Teen Dies In CPS Custody As House Committee Considers Privatizing More Child Welfare Functions

Our daily roundup of Texas headlines.

By Becky FogelApril 3, 2017 11:43 am

The Standard’s news roundup gives you a quick hit of interesting, sometimes irreverent, and breaking news stories from all over the state.

Monday morning, members of the House Committee on Human Services took up a couple of bills concerning the state’s child welfare agency and foster care system.

One of those pieces of legislation is House Bill 6.

Rep. James Frank (R-Wichita Falls) filed the bill which would increasingly outsource services provided by Child Protective Services (CPS), to local, community-based organizations.

Over 90 percent of CPS foster home placements are already made through private agencies.

“It’s simply to improve the foster care system and ensure that the system can be more responsive and accountable to the communities around Texas,” Frank says. “It’s really more about decentralization in its model and structure than the current one-size-fits-all, top-down system currently being run in our foster care system around Texas.”

Under this new model, instead of a state CPS worker managing a foster child’s case – that role would be filled by a social worker at a private group or nonprofit.

The hearing comes on the heels of the death of a 15-year-old foster girl. She had been staying at a CPS office in the Houston-area because the state couldn’t find a private provider to take her case, and place her in a foster home. The foster girl was struck and killed by a car early Sunday after she and another girl fled the CPS office. The teenagers had run away from the office 10 hours earlier. The Dallas Morning News reports that this is the first time a child who was in the care of the state died while staying at a CPS office.




In 2016, the United States spent more than any other country in the world on research and development. The U.S. nabbed a number four spot on the Global Innovation Index.

But the folks at WalletHub wanted to see which states were more innovative than others.

Jill Gonzalez is an analyst with the finance site. She says first they looked at human capital – like the number of people working in science, technology, engineering, and math professions.

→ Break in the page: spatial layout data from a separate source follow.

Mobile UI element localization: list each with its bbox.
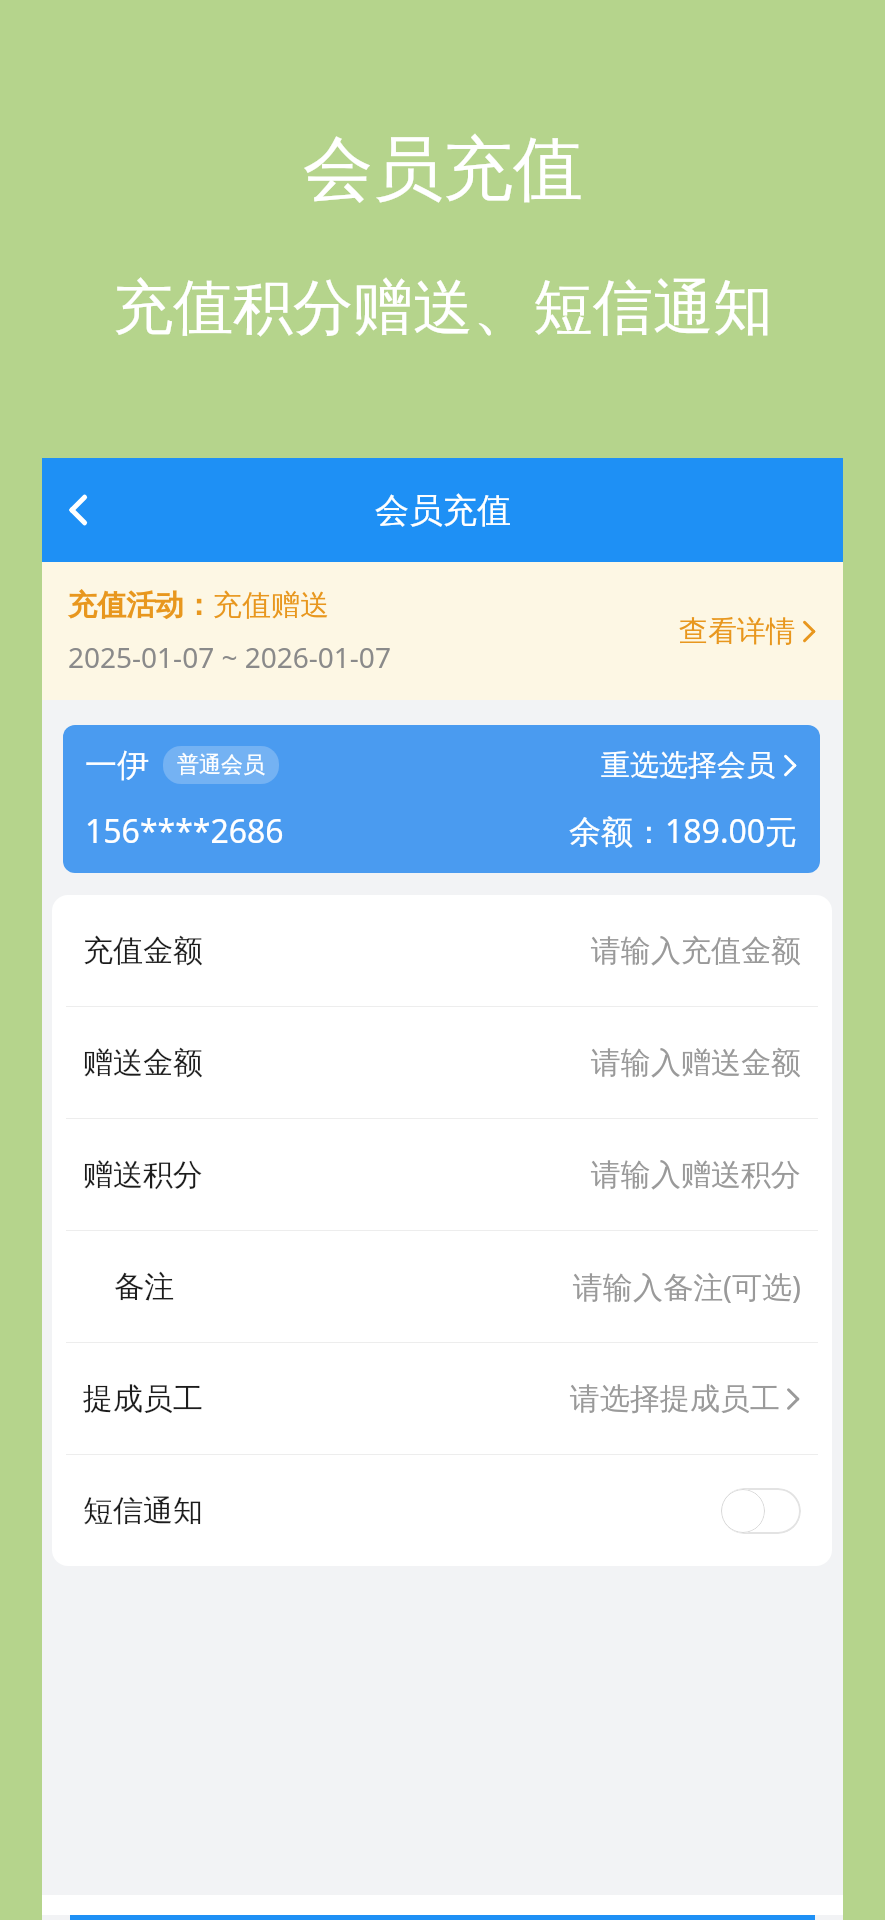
staticText: 短信通知 (83, 1492, 203, 1530)
button[interactable]: 赠送积分 (52, 1119, 832, 1230)
button[interactable]: 短信通知 toggle (721, 1488, 801, 1534)
staticText: 赠送金额 (83, 1044, 203, 1082)
button[interactable]: 提成员工 (52, 1343, 832, 1454)
staticText: 备注 (114, 1268, 174, 1306)
staticText: 提成员工 (83, 1380, 203, 1418)
staticText: 查看详情 (679, 613, 795, 650)
staticText: 请选择提成员工 (570, 1380, 780, 1418)
staticText: 普通会员 (177, 751, 265, 779)
button[interactable]: 充值金额 (52, 895, 832, 1006)
staticText: 赠送积分 (83, 1156, 203, 1194)
staticText: 156****2686 (85, 809, 284, 853)
staticText: 充值金额 (83, 932, 203, 970)
button[interactable]: 赠送金额 (52, 1007, 832, 1118)
staticText: 2025-01-07 ~ 2026-01-07 (68, 638, 391, 676)
staticText: 请输入赠送积分 (591, 1156, 801, 1194)
button[interactable]: 充值活动：充值赠送 (42, 562, 843, 700)
staticText: 充值活动：充值赠送 (68, 587, 329, 624)
staticText: 请输入充值金额 (591, 932, 801, 970)
staticText: 余额：189.00元 (569, 809, 798, 853)
staticText: 会员充值 (375, 489, 511, 532)
button[interactable]: Back (42, 474, 114, 546)
button[interactable]: 一伊 (63, 725, 820, 873)
staticText: 会员充值 (303, 126, 583, 214)
staticText: 一伊 (85, 745, 149, 785)
button[interactable]: 备注 (52, 1231, 832, 1342)
staticText: 充值积分赠送、短信通知 (113, 270, 773, 346)
staticText: 请输入赠送金额 (591, 1044, 801, 1082)
button[interactable]: 短信通知 (52, 1455, 832, 1566)
staticText: 请输入备注(可选) (573, 1266, 801, 1307)
staticText: 重选选择会员 (601, 747, 775, 784)
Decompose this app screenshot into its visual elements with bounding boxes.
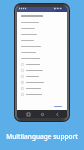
button[interactable]	[17, 73, 67, 79]
button[interactable]	[17, 19, 67, 25]
button[interactable]	[17, 67, 67, 73]
button[interactable]	[17, 43, 67, 49]
button[interactable]	[53, 105, 63, 108]
button[interactable]	[17, 25, 67, 31]
button[interactable]: Home	[38, 110, 46, 118]
button[interactable]	[17, 79, 67, 85]
button[interactable]	[17, 37, 67, 43]
button[interactable]	[17, 49, 67, 55]
button[interactable]	[17, 31, 67, 37]
staticText: Multilanguage support	[6, 132, 78, 141]
button[interactable]	[17, 91, 67, 97]
button[interactable]: Recent apps	[24, 110, 32, 118]
button[interactable]: Back	[53, 110, 61, 118]
button[interactable]	[17, 55, 67, 61]
button[interactable]	[17, 85, 67, 91]
button[interactable]	[17, 61, 67, 67]
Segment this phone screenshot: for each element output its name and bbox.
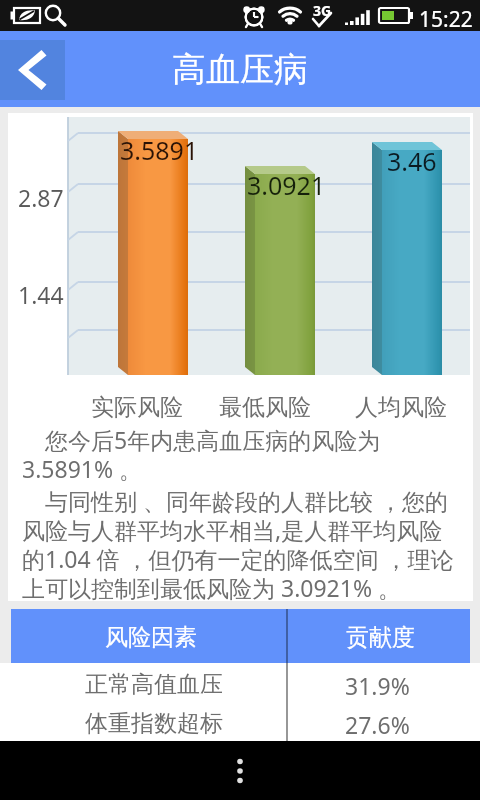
- staticText: 正常高值血压: [85, 670, 223, 699]
- staticText: 最低风险: [219, 393, 311, 422]
- staticText: 3.0921: [247, 168, 326, 202]
- staticText: 3.46: [387, 144, 437, 178]
- staticText: 27.6%: [345, 709, 410, 740]
- staticText: 15:22: [419, 5, 473, 34]
- button[interactable]: 正常高值血压: [0, 663, 480, 702]
- button[interactable]: 体重指数超标: [0, 702, 480, 741]
- staticText: 3.5891: [120, 133, 199, 167]
- staticText: 2.87: [18, 182, 64, 213]
- button[interactable]: More options: [218, 749, 262, 793]
- staticText: 您今后5年内患高血压病的风险为 3.5891% 。: [22, 424, 454, 485]
- staticText: 31.9%: [345, 670, 410, 701]
- staticText: 贡献度: [346, 623, 415, 652]
- staticText: 风险因素: [105, 623, 197, 652]
- button[interactable]: 风险因素: [11, 609, 470, 663]
- staticText: 3G: [313, 1, 332, 20]
- staticText: 与同性别 、同年龄段的人群比较 ，您的风险与人群平均水平相当,是人群平均风险的1…: [22, 485, 454, 604]
- button[interactable]: Back: [0, 40, 65, 100]
- staticText: 1.44: [18, 279, 64, 310]
- staticText: 人均风险: [355, 393, 447, 422]
- staticText: 实际风险: [91, 393, 183, 422]
- staticText: 体重指数超标: [85, 709, 223, 738]
- staticText: 高血压病: [172, 48, 308, 91]
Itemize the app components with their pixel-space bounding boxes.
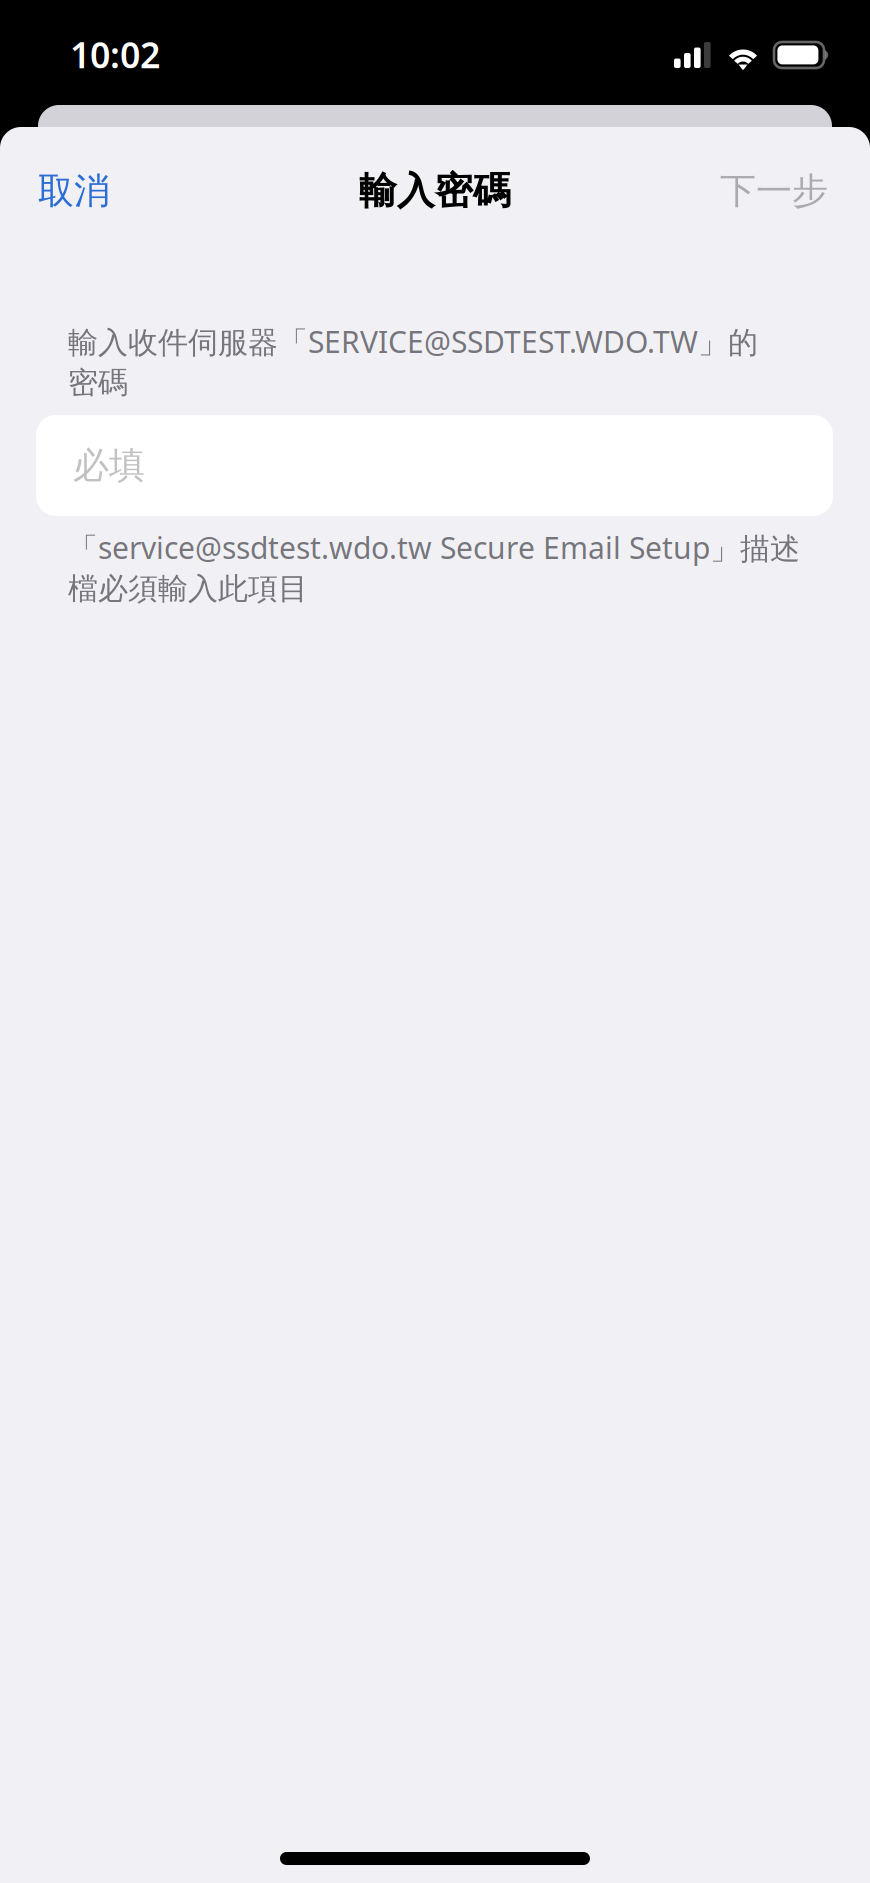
staticText: 取消 (38, 168, 110, 214)
button[interactable]: 取消 (38, 159, 110, 223)
staticText: 下一步 (720, 168, 828, 214)
staticText: 10:02 (70, 30, 160, 79)
button[interactable]: 密碼 (36, 415, 833, 516)
staticText: 必填 (73, 443, 145, 488)
button[interactable]: 下一步 (720, 159, 828, 223)
staticText: 「service@ssdtest.wdo.tw Secure Email Set… (68, 527, 800, 608)
staticText: 輸入密碼 (359, 167, 511, 215)
staticText: 輸入收件伺服器「SERVICE@SSDTEST.WDO.TW」的 密碼 (68, 321, 758, 402)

“We then looked at the overall innovation environment, so the share of technology companies, R&D spending per capita, and the corporate tax friendliness climate,” she says.

WalletHub found that Texas was the 15th most innovative state in the country. And it charted even higher in specific categories.

“One was the start-up activity index,” Gonzalez says. “And that rates Texas on three dimensions: new entrepreneurs, opportunity share and start-up density. So a few Texas cities have really excelled in those areas and made Texas the fourth best on that index.”

Gonzalez said that Texas was also more likely to embrace new technologies.

“Texas is very supportive of things like drones, as so much as laws and cooperation there, so Texas was also in the top 10 for that,” Gonzalez says.

The most innovative spot in the country? The District of Columbia.




Right across the border from El Paso, a Juarez newspaper is shutting down.

On Sunday the head of El Norte de Juarez said the decision to shutter the paper stemmed from the unpunished killing of journalists in Mexico.

The Committee to Protect Journalists says 38 journalists have been killed in Mexico over the last 25 years – explicitly because of their jobs as journalists.